Tingkat 4, kelas untuk warga belajar yang dapat melanjutkan pembelajarannya baik dalam bahasa ibu maupun dalam bahasa mayoritas (bilingual).

Dalam model ini materi pembelajarannya memadukan antara kekayaan bahasa ibu dengan kecakapan hidup (life skills), diantaranya: menyanyi lagu daerah Tetun, menulis bahasa Tetun, menulis babasan Tetun, menulis surat berbahasa Tetun.

Dalam proses belajar mengajar tutor menggunakan strategi belajar, membaca, menulis, berhitung, diskusi, dan aksi (calistungdasi). Penggunaannya fleksibel sesuai situasi dan kondisi materi yang disampaikan tutor. Bahkan, terkadang menggunakan alat musik dalam seni suara sebagai raginya. Artinya, semua bahan belajar tersebut sedapat mungkin diambil dari pengembangan tradisi lokal.

Selain itu, warga belajar pun didorong untuk membuat bahan belajar sendiri berdasarkan pengalaman-nya.
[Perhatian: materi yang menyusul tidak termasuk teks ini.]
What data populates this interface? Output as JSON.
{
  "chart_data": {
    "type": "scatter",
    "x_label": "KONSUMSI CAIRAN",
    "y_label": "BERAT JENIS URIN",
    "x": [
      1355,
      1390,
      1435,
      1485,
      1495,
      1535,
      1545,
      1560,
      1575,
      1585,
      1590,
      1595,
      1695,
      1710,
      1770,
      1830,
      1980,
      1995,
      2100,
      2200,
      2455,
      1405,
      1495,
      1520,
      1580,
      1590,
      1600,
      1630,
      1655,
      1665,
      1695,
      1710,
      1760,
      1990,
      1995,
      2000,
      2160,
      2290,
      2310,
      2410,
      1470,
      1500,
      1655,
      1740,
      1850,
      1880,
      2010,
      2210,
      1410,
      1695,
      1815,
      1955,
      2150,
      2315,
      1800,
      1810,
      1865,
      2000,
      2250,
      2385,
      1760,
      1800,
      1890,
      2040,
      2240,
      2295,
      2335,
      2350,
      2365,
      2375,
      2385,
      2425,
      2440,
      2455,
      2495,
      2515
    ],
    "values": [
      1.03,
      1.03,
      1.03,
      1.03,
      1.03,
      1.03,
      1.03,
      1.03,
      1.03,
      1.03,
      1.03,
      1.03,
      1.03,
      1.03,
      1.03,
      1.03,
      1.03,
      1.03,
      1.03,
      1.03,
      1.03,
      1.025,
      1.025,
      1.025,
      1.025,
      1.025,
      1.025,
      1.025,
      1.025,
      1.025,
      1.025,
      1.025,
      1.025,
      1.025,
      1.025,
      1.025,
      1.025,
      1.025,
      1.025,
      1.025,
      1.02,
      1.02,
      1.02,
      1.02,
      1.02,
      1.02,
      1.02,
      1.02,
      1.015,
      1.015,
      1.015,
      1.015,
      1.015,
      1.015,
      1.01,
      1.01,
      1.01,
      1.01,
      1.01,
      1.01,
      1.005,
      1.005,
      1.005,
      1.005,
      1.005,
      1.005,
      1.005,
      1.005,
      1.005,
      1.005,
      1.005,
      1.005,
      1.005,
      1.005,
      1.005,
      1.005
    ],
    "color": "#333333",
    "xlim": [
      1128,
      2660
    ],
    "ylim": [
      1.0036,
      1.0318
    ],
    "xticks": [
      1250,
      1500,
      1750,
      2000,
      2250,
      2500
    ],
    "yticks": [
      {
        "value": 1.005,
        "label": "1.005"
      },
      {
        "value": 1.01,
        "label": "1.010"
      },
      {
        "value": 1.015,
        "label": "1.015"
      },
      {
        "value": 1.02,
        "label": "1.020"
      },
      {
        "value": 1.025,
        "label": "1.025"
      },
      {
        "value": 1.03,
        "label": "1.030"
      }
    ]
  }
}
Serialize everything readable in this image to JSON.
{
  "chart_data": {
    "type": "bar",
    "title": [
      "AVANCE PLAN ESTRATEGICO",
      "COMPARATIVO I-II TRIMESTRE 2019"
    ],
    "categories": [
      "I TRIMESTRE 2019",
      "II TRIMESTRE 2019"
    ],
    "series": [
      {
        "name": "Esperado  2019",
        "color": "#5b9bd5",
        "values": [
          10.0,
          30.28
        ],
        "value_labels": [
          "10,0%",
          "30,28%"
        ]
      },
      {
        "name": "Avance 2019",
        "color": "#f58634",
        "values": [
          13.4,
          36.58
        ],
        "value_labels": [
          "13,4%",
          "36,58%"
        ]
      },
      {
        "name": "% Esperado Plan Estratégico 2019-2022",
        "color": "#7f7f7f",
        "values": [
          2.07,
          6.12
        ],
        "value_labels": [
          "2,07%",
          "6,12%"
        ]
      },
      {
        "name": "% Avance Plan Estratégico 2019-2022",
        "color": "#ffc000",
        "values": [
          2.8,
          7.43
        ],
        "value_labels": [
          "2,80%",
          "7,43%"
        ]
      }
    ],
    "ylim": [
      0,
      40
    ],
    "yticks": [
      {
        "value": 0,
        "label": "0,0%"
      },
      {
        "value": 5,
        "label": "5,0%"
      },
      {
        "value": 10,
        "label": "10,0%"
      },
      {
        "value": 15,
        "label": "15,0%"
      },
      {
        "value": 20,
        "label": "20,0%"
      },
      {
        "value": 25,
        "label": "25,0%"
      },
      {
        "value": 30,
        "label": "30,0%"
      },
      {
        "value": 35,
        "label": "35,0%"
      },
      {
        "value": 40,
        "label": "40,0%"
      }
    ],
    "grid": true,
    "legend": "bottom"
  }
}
Banyak dari warga belajar, yang meskipun buta aksara tetapi memiliki pengalaman yang luar biasa dalam keterampilan tra-disional, misalnya: mengambil dan membuat bahan ajar sesuai kebutuhan lokal, pengetahuan dongeng lokal, musik Tetun, dan keterampilan tradisional lainnya.

Kekayaan bahasa dan budaya Tetun ini kemudian dijadikan salah satu sumber belajar bagi warga belajar, tutor, dan penyelenggara yang bermanfaat bagi pengembangan keterampilan yang memadai untuk menggunakan beraneka ragam informasi tertulis dalam kehidupan sehari-hari. Kemampuan yang dimaksudkan dalam konsep ini adalah kemampuan memproses informasi bahan-bahan menjadi suatu hal yang aplikatif dalam kehidupan tradisional mereka.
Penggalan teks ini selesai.